Les paramètres de réflectance se révèlent d’utiles descripteurs des changements environnementaux car ils permettent de définir rapidement des unités dont les différences de faciès sédimentaire sont bien exprimés mais (et c’est peut être la caractéristique qui nous intéresse le plus) elle permet de

définir rapidement les transitions entre les différents faciès, i.e. des changements de dynamique de

sédimentation/(paléo-)environnements de dépôt.

Dans le cas de la carotte SK19, les changements d’un environnement de dépôt carbonaté au lacustre « moderne » en passant par une tourbification partielle du lac sont parfaitement mis en évidence. De même, la spectrocolorimétrie permet de mettre en évidence la présence d’oxydes particuliers tels l’hématite dans les sédiments de cette carotte, observation corroborée par l’étude des paramètres d’aimantation dans la carotte SK12. Le paramètre a* présente des variations particulièrement intéressantes, même si elles ne sont pas associables à un seul oxyde : a* est associé à des oxydes antiferromagnétiques (hématite) dans la partie basale de la carotte et suit les fluctuations de susceptibilité magnétique du premier mètre de sédiment. Néanmoins, pour le cas de Shkodra et de la carotte SK19, il est difficile d’utiliser simplement la spectrocolorimétrie du fait de la complexité de l’assemblage sédimentaire. L’unité basale est non seulement riche en carbonates, mais aussi en kaolinite, lesquels induisent une réflectance élevée et, par conséquent, la dérivée première à 435 nm ne peut pas caractériser uniquement le taux de carbonates. Les dérivées proches de 500 nm permettent de mettre en évidence la présence d’oxydes de fer, mais également de montrer que leur présence est quasi-permanente dans le sédiment.

La dérivée première à 635 nm, potentiellement marqueur de l’évolution du taux de matière organique n’est ici pas pleinement utile car elle ne suit pas l’évolution du taux de matière organique définie par perte au feu.
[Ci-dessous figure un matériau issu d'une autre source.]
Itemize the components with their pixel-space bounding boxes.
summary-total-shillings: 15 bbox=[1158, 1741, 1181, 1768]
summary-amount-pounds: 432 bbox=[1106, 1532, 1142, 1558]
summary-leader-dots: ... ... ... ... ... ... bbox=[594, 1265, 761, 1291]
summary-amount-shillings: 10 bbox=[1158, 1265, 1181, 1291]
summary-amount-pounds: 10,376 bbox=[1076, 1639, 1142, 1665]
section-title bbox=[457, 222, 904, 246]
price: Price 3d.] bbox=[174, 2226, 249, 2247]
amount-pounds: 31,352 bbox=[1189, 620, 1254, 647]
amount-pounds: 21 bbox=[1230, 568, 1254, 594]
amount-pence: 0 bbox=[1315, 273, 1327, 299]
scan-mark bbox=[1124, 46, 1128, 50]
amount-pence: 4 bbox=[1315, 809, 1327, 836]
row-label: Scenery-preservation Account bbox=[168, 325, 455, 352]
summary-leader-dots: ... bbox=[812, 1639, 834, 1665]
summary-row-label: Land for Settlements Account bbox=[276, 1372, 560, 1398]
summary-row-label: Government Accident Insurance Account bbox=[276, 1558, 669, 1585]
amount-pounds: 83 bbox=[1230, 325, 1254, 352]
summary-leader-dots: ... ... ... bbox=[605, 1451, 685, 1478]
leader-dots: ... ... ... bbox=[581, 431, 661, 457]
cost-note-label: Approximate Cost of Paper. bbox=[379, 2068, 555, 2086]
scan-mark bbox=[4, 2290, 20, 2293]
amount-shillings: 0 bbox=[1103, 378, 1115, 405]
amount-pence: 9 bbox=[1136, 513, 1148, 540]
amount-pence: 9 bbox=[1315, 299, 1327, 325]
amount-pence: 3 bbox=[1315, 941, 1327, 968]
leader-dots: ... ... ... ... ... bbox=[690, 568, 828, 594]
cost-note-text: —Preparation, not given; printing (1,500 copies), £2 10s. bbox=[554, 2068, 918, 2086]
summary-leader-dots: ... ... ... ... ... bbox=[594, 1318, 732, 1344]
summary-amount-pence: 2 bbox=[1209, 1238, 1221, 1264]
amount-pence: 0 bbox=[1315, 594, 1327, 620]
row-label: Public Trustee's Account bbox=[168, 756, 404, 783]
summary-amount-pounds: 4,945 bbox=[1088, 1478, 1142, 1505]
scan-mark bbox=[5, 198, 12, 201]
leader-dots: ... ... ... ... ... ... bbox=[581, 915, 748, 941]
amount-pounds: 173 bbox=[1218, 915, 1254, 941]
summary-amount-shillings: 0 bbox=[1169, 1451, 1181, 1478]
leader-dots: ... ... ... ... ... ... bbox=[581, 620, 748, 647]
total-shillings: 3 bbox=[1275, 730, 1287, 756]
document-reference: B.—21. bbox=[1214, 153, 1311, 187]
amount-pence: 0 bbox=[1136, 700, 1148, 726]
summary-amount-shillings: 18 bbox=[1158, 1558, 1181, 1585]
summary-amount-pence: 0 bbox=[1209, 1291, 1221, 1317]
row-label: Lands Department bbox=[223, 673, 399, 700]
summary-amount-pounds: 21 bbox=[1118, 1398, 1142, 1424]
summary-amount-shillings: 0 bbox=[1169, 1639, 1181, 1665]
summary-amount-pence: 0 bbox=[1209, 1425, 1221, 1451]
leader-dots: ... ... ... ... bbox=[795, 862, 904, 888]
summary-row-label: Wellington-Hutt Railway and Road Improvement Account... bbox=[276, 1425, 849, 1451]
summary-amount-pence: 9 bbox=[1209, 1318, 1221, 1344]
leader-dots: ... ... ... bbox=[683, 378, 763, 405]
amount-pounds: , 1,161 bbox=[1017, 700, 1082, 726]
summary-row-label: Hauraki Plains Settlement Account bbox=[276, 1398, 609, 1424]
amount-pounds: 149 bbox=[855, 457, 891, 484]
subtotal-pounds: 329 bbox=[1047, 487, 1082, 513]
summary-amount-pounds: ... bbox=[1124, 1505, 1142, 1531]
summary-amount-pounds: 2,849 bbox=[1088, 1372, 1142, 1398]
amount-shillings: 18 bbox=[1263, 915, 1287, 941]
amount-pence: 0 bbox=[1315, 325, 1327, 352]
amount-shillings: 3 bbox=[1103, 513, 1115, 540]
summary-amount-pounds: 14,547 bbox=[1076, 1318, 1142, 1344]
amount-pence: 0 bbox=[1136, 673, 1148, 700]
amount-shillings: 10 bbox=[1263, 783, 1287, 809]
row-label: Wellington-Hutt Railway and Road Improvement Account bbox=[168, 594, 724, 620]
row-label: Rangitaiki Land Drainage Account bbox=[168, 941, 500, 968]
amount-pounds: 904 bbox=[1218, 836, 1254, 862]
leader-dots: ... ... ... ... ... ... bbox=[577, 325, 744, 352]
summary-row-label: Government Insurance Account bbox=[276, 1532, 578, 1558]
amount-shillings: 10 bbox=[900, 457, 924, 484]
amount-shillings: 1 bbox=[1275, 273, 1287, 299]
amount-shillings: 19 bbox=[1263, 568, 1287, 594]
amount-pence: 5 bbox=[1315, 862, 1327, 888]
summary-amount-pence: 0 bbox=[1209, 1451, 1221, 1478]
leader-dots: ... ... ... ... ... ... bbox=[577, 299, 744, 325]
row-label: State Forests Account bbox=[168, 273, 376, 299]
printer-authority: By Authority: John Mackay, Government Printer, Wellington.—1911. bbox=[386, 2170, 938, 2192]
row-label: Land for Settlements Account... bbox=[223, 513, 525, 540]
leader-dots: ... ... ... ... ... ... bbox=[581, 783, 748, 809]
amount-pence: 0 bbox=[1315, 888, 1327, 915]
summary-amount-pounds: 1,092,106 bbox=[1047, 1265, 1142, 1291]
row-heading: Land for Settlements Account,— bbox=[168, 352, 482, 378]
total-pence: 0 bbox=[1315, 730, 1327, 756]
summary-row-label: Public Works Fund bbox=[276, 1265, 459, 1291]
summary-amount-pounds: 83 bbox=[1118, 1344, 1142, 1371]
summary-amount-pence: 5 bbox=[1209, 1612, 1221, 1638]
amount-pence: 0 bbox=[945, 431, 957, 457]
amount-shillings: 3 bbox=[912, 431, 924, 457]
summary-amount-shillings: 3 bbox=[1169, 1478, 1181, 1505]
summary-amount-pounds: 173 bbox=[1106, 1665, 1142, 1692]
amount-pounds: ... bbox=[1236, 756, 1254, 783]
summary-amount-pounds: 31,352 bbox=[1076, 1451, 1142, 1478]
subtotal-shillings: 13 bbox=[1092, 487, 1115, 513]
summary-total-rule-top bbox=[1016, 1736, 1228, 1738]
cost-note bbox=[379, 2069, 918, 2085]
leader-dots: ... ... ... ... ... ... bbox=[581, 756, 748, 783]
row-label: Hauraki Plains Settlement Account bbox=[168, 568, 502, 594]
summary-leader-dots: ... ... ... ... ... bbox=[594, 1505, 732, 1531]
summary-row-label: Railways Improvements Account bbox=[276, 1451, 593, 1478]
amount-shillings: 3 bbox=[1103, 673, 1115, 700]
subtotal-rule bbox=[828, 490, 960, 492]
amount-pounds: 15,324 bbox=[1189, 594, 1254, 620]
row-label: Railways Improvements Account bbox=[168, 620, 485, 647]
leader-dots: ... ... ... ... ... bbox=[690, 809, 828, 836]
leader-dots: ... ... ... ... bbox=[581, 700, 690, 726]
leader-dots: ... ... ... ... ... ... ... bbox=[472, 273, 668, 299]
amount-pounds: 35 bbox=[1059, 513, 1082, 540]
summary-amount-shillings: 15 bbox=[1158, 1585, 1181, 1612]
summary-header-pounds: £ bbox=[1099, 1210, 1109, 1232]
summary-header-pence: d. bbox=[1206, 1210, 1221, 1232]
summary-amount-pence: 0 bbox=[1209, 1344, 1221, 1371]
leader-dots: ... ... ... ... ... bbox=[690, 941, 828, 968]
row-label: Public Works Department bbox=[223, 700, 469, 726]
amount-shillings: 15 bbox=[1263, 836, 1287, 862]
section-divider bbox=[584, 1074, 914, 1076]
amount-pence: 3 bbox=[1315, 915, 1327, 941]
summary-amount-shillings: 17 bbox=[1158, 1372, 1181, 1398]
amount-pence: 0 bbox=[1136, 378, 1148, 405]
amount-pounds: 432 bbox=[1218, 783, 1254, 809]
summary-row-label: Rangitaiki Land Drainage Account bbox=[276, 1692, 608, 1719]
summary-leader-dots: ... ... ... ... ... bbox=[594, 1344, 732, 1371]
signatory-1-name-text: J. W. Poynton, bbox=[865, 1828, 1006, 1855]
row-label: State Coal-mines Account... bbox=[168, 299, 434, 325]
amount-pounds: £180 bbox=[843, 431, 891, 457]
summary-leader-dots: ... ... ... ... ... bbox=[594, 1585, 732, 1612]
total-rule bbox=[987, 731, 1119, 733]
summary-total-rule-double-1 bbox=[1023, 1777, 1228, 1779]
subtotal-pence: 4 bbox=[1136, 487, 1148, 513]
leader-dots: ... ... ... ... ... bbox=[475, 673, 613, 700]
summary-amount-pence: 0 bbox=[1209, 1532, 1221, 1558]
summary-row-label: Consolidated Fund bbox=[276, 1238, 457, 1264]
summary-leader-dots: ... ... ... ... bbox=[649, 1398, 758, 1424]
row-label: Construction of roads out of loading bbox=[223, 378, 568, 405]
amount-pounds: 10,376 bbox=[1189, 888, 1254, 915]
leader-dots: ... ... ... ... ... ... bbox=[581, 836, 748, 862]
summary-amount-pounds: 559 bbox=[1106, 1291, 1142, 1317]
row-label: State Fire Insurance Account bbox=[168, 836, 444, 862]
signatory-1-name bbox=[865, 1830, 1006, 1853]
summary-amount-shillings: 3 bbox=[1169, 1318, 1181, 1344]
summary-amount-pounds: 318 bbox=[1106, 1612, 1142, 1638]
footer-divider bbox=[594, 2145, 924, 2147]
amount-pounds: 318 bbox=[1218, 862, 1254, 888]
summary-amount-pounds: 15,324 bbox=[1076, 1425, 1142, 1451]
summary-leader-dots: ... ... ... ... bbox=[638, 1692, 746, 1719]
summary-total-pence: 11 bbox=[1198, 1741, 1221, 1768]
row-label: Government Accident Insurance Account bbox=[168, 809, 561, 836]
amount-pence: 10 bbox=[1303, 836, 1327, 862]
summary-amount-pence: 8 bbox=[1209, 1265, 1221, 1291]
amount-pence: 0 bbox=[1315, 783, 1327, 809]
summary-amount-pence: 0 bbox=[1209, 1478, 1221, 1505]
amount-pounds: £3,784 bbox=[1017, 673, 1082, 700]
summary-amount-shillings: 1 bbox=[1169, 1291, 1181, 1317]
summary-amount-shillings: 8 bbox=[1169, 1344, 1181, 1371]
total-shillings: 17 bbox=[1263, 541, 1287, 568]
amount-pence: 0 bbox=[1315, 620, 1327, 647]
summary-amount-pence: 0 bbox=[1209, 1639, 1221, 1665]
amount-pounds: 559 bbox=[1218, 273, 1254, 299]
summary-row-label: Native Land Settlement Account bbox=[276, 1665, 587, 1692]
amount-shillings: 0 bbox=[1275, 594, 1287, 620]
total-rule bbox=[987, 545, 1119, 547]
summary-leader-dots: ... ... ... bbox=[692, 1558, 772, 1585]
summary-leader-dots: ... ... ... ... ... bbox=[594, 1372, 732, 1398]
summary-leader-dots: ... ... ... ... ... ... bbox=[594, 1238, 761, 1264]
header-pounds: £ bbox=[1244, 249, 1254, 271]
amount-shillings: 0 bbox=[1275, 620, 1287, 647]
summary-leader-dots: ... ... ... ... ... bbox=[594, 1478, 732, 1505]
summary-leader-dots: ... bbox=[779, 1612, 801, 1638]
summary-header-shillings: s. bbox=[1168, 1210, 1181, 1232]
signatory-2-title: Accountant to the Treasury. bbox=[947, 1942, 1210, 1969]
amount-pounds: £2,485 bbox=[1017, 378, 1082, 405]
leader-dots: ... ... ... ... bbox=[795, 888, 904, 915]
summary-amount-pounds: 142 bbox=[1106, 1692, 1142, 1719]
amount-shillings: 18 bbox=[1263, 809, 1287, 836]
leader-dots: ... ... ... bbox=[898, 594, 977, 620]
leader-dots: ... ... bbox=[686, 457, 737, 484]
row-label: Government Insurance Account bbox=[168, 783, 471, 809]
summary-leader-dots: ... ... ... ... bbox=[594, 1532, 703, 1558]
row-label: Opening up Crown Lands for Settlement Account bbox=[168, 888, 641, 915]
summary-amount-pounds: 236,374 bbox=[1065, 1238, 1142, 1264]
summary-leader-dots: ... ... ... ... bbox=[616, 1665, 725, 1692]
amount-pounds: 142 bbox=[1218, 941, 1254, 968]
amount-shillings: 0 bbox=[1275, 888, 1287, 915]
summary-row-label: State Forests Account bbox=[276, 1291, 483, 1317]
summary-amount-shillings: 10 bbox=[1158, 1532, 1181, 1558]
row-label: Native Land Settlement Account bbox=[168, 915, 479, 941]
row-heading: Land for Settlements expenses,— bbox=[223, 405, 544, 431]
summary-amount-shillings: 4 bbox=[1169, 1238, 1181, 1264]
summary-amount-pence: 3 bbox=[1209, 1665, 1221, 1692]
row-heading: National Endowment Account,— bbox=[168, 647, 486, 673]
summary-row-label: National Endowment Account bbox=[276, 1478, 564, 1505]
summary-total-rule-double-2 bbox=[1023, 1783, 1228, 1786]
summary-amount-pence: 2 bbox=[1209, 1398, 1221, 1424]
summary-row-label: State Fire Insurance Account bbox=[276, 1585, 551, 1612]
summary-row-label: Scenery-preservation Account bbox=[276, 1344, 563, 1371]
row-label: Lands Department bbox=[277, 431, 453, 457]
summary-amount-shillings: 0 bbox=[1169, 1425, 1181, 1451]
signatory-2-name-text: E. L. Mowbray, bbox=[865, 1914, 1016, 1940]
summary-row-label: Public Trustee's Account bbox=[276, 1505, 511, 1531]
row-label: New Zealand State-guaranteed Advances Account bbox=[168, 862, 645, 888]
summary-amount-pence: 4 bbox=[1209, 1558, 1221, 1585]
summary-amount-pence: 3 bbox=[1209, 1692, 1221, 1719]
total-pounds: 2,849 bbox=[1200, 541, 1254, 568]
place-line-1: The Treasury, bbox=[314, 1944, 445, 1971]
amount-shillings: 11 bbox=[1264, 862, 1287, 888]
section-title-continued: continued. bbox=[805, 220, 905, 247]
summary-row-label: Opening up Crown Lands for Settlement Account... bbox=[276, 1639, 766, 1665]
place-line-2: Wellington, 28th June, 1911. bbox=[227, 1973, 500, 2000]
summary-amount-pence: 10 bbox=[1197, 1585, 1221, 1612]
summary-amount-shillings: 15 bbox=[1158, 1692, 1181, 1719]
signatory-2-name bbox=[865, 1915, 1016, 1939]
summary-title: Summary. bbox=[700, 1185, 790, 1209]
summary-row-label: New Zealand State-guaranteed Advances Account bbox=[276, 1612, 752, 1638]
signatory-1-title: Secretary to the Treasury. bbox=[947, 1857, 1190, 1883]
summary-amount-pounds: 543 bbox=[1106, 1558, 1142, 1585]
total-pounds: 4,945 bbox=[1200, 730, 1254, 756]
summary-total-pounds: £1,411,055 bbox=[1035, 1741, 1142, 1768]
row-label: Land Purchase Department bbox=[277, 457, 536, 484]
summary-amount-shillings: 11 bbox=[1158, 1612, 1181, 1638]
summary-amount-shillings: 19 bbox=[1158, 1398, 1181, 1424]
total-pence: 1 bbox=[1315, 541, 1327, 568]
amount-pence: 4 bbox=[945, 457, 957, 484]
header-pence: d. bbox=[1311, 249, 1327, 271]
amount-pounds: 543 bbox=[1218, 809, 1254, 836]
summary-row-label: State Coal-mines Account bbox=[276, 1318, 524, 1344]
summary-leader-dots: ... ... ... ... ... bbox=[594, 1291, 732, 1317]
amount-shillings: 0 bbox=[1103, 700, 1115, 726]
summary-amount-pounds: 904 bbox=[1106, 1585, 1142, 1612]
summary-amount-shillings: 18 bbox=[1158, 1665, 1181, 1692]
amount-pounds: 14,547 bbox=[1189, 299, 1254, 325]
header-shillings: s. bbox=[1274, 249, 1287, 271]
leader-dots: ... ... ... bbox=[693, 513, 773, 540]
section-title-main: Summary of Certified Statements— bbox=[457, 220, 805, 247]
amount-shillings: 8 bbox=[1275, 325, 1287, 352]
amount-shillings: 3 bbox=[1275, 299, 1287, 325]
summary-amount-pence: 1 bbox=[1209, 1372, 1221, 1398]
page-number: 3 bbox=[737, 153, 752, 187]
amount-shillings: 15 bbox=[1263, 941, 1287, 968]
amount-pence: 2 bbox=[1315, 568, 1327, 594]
Il est probable que la signature de cette dérivée à la base de la carotte soit faussée par la présence de micro-galets mous argileux qui viennent assombrir le sédiment.

Le paramètre L* et le spectre de dérivées premières semblent les plus riches en informations pour l’étude de cette carotte, mais la compréhension du signal de a* semble également prometteuse, notamment pour caractériser le détritisme.